OpenNMT's training implements empirical learning rate decay strategies. Experiences showed that using a decay strategy systematically yield better performance.

When a decay condition is met, the following update rule is applied:

$lr^{(t+1)} = lr^{(t)} \times decay$

where $lr^{(0)}=$ -learning_rate and $decay=$ -learning_rate_decay.

Learning rate decay is applied when using SGD or Adam optimizers. For the latter, you can also set the -decay_method restart option to reset the optimizer state when the decay is applied to simulate "Adam with restarts" from Denkowski et al. 2017.

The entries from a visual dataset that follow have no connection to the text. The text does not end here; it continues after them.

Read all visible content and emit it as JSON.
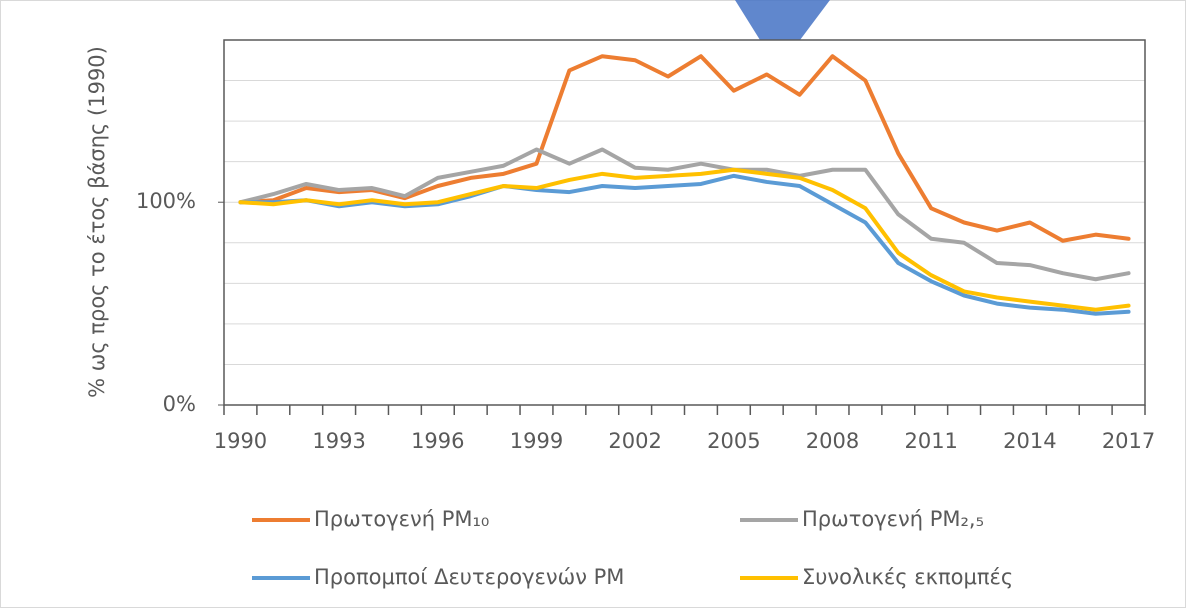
{
  "chart_data": {
    "type": "line",
    "y_label": "% ως προς το έτος βάσης (1990)",
    "categories": [
      "1990",
      null,
      null,
      "1993",
      null,
      null,
      "1996",
      null,
      null,
      "1999",
      null,
      null,
      "2002",
      null,
      null,
      "2005",
      null,
      null,
      "2008",
      null,
      null,
      "2011",
      null,
      null,
      "2014",
      null,
      null,
      "2017"
    ],
    "ylim": [
      0,
      180
    ],
    "yticks": [
      {
        "value": 0,
        "label": "0%"
      },
      {
        "value": 100,
        "label": "100%"
      }
    ],
    "ygrid": [
      20,
      40,
      60,
      80,
      100,
      120,
      140,
      160,
      180
    ],
    "grid": true,
    "legend": "bottom",
    "series": [
      {
        "name": "Πρωτογενή PM₁₀",
        "color": "#ed7d31",
        "values": [
          100,
          101,
          107,
          105,
          106,
          102,
          108,
          112,
          114,
          119,
          165,
          172,
          170,
          162,
          172,
          155,
          163,
          153,
          172,
          160,
          124,
          97,
          90,
          86,
          90,
          81,
          84,
          82
        ]
      },
      {
        "name": "Πρωτογενή PM₂,₅",
        "color": "#a5a5a5",
        "values": [
          100,
          104,
          109,
          106,
          107,
          103,
          112,
          115,
          118,
          126,
          119,
          126,
          117,
          116,
          119,
          116,
          116,
          113,
          116,
          116,
          94,
          82,
          80,
          70,
          69,
          65,
          62,
          65
        ]
      },
      {
        "name": "Προπομποί Δευτερογενών PM",
        "color": "#5b9bd5",
        "values": [
          100,
          100,
          101,
          98,
          100,
          98,
          99,
          103,
          108,
          106,
          105,
          108,
          107,
          108,
          109,
          113,
          110,
          108,
          99,
          90,
          70,
          61,
          54,
          50,
          48,
          47,
          45,
          46
        ]
      },
      {
        "name": "Συνολικές εκπομπές",
        "color": "#ffc000",
        "values": [
          100,
          99,
          101,
          99,
          101,
          99,
          100,
          104,
          108,
          107,
          111,
          114,
          112,
          113,
          114,
          116,
          114,
          112,
          106,
          97,
          75,
          64,
          56,
          53,
          51,
          49,
          47,
          49
        ]
      }
    ]
  }
}
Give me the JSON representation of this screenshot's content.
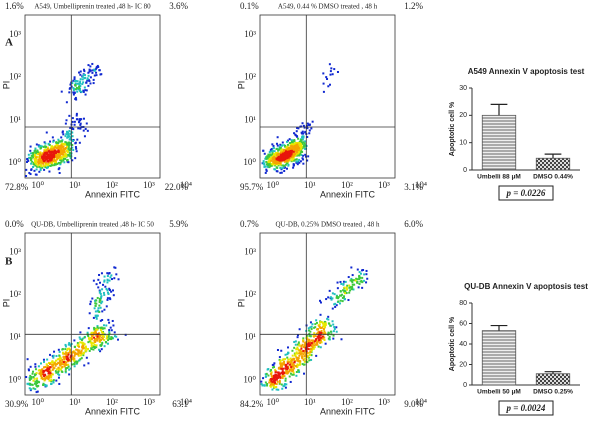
{
  "panels": [
    "A",
    "B"
  ],
  "chart_data": [
    {
      "type": "flow",
      "title": "A549, Umbelliprenin treated ,48 h- IC 80",
      "xlabel": "Annexin FITC",
      "ylabel": "PI",
      "log_scale": true,
      "xlim": [
        0.45,
        10000
      ],
      "ylim": [
        0.45,
        10000
      ],
      "xticks": [
        {
          "value": 1,
          "label": "10⁰"
        },
        {
          "value": 10,
          "label": "10¹"
        },
        {
          "value": 100,
          "label": "10²"
        },
        {
          "value": 1000,
          "label": "10³"
        },
        {
          "value": 10000,
          "label": "10⁴"
        }
      ],
      "yticks": [
        {
          "value": 1,
          "label": "10⁰"
        },
        {
          "value": 10,
          "label": "10¹"
        },
        {
          "value": 100,
          "label": "10²"
        },
        {
          "value": 1000,
          "label": "10³"
        },
        {
          "value": 10000,
          "label": "10⁴"
        }
      ],
      "gate": [
        8,
        7
      ],
      "quadrant_labels": [
        "1.6%",
        "3.6%",
        "72.8%",
        "22.0%"
      ]
    },
    {
      "type": "flow",
      "title": "A549,  0.44 % DMSO treated , 48 h",
      "xlabel": "Annexin FITC",
      "ylabel": "PI",
      "log_scale": true,
      "xlim": [
        0.45,
        10000
      ],
      "ylim": [
        0.45,
        10000
      ],
      "xticks": [
        {
          "value": 1,
          "label": "10⁰"
        },
        {
          "value": 10,
          "label": "10¹"
        },
        {
          "value": 100,
          "label": "10²"
        },
        {
          "value": 1000,
          "label": "10³"
        },
        {
          "value": 10000,
          "label": "10⁴"
        }
      ],
      "yticks": [
        {
          "value": 1,
          "label": "10⁰"
        },
        {
          "value": 10,
          "label": "10¹"
        },
        {
          "value": 100,
          "label": "10²"
        },
        {
          "value": 1000,
          "label": "10³"
        },
        {
          "value": 10000,
          "label": "10⁴"
        }
      ],
      "gate": [
        8,
        7
      ],
      "quadrant_labels": [
        "0.1%",
        "1.2%",
        "95.7%",
        "3.1%"
      ]
    },
    {
      "type": "flow",
      "title": "QU-DB, Umbelliprenin treated ,48 h- IC 50",
      "xlabel": "Annexin FITC",
      "ylabel": "PI",
      "log_scale": true,
      "xlim": [
        0.45,
        10000
      ],
      "ylim": [
        0.45,
        10000
      ],
      "xticks": [
        {
          "value": 1,
          "label": "10⁰"
        },
        {
          "value": 10,
          "label": "10¹"
        },
        {
          "value": 100,
          "label": "10²"
        },
        {
          "value": 1000,
          "label": "10³"
        },
        {
          "value": 10000,
          "label": "10⁴"
        }
      ],
      "yticks": [
        {
          "value": 1,
          "label": "10⁰"
        },
        {
          "value": 10,
          "label": "10¹"
        },
        {
          "value": 100,
          "label": "10²"
        },
        {
          "value": 1000,
          "label": "10³"
        },
        {
          "value": 10000,
          "label": "10⁴"
        }
      ],
      "gate": [
        8,
        12
      ],
      "quadrant_labels": [
        "0.0%",
        "5.9%",
        "30.9%",
        "63.1"
      ]
    },
    {
      "type": "flow",
      "title": "QU-DB, 0.25% DMSO treated , 48 h",
      "xlabel": "Annexin FITC",
      "ylabel": "PI",
      "log_scale": true,
      "xlim": [
        0.45,
        10000
      ],
      "ylim": [
        0.45,
        10000
      ],
      "xticks": [
        {
          "value": 1,
          "label": "10⁰"
        },
        {
          "value": 10,
          "label": "10¹"
        },
        {
          "value": 100,
          "label": "10²"
        },
        {
          "value": 1000,
          "label": "10³"
        },
        {
          "value": 10000,
          "label": "10⁴"
        }
      ],
      "yticks": [
        {
          "value": 1,
          "label": "10⁰"
        },
        {
          "value": 10,
          "label": "10¹"
        },
        {
          "value": 100,
          "label": "10²"
        },
        {
          "value": 1000,
          "label": "10³"
        },
        {
          "value": 10000,
          "label": "10⁴"
        }
      ],
      "gate": [
        8,
        12
      ],
      "quadrant_labels": [
        "0.7%",
        "6.0%",
        "84.2%",
        "9.0%"
      ]
    },
    {
      "type": "bar",
      "title": "A549 Annexin V apoptosis test",
      "ylabel": "Apoptotic cell %",
      "categories": [
        "Umbelli 88 μM",
        "DMSO 0.44%"
      ],
      "values": [
        20,
        4.3
      ],
      "errors": [
        4,
        1.5
      ],
      "hatches": [
        "horizontal",
        "checker"
      ],
      "color": "#555555",
      "ylim": [
        0,
        30
      ],
      "yticks": [
        0,
        10,
        20,
        30
      ],
      "annotation": "p = 0.0226"
    },
    {
      "type": "bar",
      "title": "QU-DB Annexin V apoptosis test",
      "ylabel": "Apoptotic cell %",
      "categories": [
        "Umbelli 50 μM",
        "DMSO 0.25%"
      ],
      "values": [
        53,
        11
      ],
      "errors": [
        5,
        2
      ],
      "hatches": [
        "horizontal",
        "checker"
      ],
      "color": "#555555",
      "ylim": [
        0,
        80
      ],
      "yticks": [
        0,
        20,
        40,
        60,
        80
      ],
      "annotation": "p = 0.0024"
    }
  ]
}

Learning rate updates are always computed at the end of an epoch. If this is a too large unit for your particular use case, consider using data sampling.

Additionally, it may be useful to set a minimum learning rate with -min_learning_rate to stop the training earlier when the learning rate is too small to make a difference.

Default¶

By default, the decay is applied when one of the following conditions is met:

The validation score is not improving more than -start_decay_score_delta.
The current epoch is past -start_decay_at.

Once one of the conditions is met, the learning rate is decayed after each remaining epoch.

Epoch-based¶

With the -decay epoch_only option, the learning rate is only decayed when the condition is met on the epoch:

The current epoch is past -start_decay_at.

Score-based¶

With the -decay score_only option, the learning rate is only decayed when the condition is met on the validation score:

The validation score is not improving more than -start_decay_score_delta.